EA was setting up a volatile situation, putting gamers into a room giving us all alcohol, and pitting us against each other in a multiplayer match. It sounds like a recipe for disaster and multiple trips to the ER, but everyone managed to remain civil except for a few bits of smack-talk that floated around.
Prior to diving headfirst into Warfighter, we were treated with a short presentation detailing the classes to choose from and that was really it. I respect a company that allows a game to speak for itself, and that’s exactly what developer Danger Close did. One thing that really struck me about this hands-on demo was the option for using a 360 controller, or a mouse and keyboard setup. The correct choice was obvious, and after a quick glimpse at the PC controls, I went to town on a bunch of other journalists. Having the option open for a multilayered experience was great.
The most notable and interesting addition to the Medal of Honor series is the buddy system. When you play multiplayer you are allowed to pick a buddy, and for the sake of the hands-on event, I was partnered with the gentleman sitting next to me. If you’ve ever played a multiplayer FPS, you can assume what was running through my head - Is this person terrible? Will they be the guy who screams racial slurs into the mic? Why is he using the 360 controller? Oh god, we’re going to lose.
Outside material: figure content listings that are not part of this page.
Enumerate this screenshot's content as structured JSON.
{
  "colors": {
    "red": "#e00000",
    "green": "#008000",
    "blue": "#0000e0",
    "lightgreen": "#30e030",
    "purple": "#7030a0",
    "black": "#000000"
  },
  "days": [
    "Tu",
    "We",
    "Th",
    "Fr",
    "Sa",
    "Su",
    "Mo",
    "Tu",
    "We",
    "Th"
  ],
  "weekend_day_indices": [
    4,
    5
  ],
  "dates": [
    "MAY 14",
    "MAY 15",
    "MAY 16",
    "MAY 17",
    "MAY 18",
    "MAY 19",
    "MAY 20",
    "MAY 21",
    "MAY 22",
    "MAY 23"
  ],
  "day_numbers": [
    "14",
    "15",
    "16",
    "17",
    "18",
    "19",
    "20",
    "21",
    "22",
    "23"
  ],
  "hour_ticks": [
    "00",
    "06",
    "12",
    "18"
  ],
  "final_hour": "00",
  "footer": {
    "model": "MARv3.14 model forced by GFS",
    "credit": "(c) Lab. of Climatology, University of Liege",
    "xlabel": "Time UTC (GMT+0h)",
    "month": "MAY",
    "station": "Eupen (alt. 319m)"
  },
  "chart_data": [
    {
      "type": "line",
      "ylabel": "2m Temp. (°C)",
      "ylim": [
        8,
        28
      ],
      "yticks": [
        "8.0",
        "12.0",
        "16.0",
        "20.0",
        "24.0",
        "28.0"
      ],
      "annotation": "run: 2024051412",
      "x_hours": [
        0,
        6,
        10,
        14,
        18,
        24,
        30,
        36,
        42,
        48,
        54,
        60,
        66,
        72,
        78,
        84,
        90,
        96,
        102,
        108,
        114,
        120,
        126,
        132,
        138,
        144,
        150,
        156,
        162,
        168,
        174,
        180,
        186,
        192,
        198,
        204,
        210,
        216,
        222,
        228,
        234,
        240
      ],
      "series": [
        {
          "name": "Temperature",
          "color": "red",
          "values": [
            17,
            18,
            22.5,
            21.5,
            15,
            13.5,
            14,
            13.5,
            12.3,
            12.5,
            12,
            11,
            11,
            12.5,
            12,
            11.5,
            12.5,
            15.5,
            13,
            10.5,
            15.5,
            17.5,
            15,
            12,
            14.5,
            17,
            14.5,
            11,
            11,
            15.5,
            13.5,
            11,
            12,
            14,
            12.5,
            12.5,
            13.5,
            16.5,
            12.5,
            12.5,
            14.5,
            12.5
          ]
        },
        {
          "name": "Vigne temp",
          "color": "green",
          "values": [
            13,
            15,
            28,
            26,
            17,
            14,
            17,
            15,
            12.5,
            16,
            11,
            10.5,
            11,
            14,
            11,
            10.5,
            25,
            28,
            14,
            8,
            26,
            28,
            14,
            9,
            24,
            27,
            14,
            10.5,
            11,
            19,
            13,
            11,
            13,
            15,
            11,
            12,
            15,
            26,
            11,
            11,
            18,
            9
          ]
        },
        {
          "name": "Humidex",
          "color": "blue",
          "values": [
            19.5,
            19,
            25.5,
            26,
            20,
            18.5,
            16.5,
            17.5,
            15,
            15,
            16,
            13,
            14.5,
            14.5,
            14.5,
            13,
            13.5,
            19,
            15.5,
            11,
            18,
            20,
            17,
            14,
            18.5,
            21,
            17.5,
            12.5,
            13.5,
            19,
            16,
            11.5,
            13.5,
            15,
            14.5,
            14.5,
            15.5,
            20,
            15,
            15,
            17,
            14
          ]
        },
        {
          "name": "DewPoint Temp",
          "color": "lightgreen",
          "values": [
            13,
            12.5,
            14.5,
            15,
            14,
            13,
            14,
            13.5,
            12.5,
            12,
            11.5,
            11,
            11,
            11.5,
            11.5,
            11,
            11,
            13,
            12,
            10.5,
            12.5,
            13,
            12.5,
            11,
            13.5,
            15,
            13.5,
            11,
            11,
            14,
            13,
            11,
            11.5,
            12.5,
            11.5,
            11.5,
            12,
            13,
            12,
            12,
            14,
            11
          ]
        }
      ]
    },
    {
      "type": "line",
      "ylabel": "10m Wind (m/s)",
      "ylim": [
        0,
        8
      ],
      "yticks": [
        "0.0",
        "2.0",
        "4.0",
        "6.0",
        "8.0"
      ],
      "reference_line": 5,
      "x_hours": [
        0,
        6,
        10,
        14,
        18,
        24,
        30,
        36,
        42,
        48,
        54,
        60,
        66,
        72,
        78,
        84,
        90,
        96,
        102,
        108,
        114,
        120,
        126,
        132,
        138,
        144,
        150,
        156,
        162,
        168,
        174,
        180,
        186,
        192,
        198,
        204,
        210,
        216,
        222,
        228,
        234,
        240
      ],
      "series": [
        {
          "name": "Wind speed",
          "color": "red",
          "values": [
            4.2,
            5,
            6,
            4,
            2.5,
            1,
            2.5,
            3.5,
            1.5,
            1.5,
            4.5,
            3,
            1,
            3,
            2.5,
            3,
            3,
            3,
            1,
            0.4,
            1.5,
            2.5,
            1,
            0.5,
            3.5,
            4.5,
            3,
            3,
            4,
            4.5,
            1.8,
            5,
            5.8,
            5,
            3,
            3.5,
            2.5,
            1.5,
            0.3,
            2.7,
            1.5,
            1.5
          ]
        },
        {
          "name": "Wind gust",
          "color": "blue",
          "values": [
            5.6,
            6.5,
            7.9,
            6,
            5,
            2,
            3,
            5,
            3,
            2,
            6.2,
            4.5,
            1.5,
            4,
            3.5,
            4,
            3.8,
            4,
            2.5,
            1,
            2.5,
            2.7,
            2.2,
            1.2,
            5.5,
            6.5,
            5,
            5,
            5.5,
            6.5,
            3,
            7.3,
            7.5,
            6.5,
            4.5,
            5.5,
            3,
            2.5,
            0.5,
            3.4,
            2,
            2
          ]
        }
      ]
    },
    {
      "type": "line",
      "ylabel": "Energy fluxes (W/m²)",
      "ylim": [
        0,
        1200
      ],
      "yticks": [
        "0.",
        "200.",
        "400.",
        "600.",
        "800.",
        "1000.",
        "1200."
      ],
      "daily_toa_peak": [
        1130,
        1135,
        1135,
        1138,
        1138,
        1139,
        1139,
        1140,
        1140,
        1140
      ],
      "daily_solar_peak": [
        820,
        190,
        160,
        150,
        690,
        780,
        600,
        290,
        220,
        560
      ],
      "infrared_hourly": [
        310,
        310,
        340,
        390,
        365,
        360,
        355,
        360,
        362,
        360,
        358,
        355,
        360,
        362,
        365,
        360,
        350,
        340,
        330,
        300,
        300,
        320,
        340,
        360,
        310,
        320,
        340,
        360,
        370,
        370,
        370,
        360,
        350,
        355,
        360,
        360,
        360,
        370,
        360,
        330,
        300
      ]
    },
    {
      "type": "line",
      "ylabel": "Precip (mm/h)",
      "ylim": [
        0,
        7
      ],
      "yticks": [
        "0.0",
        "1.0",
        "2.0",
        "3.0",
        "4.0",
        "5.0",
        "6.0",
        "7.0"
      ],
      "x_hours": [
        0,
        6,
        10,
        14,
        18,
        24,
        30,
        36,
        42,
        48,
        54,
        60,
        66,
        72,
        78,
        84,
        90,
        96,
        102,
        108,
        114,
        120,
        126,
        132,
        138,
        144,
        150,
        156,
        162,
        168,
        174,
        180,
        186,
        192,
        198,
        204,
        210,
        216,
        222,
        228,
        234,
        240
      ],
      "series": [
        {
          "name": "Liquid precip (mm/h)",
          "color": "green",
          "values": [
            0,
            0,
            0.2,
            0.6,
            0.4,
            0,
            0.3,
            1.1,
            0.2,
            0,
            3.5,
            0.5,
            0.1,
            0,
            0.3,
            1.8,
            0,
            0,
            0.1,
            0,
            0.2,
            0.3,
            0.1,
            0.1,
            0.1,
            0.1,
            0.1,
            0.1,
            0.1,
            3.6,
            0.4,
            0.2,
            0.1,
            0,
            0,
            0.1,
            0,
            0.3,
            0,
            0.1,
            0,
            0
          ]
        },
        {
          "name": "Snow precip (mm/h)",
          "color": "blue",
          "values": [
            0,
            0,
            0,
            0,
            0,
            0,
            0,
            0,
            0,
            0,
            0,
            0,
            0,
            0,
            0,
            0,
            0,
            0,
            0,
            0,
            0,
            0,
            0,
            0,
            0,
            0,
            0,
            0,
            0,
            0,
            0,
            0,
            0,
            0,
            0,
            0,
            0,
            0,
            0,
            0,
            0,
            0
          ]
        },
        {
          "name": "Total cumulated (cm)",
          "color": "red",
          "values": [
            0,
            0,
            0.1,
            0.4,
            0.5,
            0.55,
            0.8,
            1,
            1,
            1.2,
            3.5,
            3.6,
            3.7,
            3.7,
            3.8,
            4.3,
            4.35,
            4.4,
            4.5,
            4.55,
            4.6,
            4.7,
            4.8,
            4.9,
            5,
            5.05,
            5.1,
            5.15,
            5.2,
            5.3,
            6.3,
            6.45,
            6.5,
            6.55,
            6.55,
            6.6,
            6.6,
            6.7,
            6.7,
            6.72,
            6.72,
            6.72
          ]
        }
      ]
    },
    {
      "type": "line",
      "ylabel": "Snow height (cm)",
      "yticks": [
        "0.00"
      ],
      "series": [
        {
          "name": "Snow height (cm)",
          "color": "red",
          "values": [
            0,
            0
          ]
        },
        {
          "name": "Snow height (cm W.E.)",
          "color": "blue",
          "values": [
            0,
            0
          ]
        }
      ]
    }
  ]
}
When you have a buddy in Warfighter, you’ll always be able to see where they are, even if they have traversed to the opposite end of the map. This version of Medal of Honor has done away with the medic, leaving it up to buddies to heal one another when in close proximity. It’s a bold move, and frankly, I’m glad. Women are always expected to be the medic when it comes to FPS titles, so I gave a giant middle finger to preconceived gender notions and went with a sniper.
If your buddy is shot down in cold blood, you can choose to retreat to a safe area and after a cooldown, your buddy will respawn behind you (much like in Battlefield 3), or you can take a more aggressive stance and pursue the enemy in a chance to exact revenge. If you’re successful, the cooldown period is tossed out the window and your buddy reappears instantly.
Warfighter is gorgeous in the Frostbite 2 engine, so expect this game to look prettier than Battlefield 3, and it ran like a dream on the provided PCs. With no invisible walls, the battle feels more organic giving players boundaries they are required to stay within, a gameplay mechanic that has been around for awhile, but I will continue to love forever.
We played a control point map with three flags our team had to keep raised, and the fight was actually well-balanced. The map was very tight, but with only twelve people playing, six to a team, the battle struck a perfect balance between Call of Duty’s run-and-gun style and Battlefield’s slower tactical approach.
Surprisingly, my buddy and I were a good pair. It turned out he was a veteran (in real life, with legitimate guns and whatnot), so he had a more tactical mind for our coupled assault. He made quite a lot of remarks during the game, saying how realistic the combat was, and that the weaponry felt very natural. Having no real combat experience of my own, I’m going to just blindly believe whatever he said.
For the latter three-quarters of the match, we were the leading team, which is considerably different than simply being the best on whatever team happens to win. If you’ve ever done incredibly well in a multiplayer match, but the rest of your team fell disappointingly short, you’ll be happy to see accolades doled out based on the best duo in addition to the overall team.
We high fived as our team won and we took first place in the duo listing, and I’d like to believe that it was a well fought war, but at times, it did feel a little like shooting fish in a barrel.
Medal of Honor: Warfighter is dropping on October 23, 2012 for Xbox 360, PlayStation 3, PC, and at some point, the Wii U.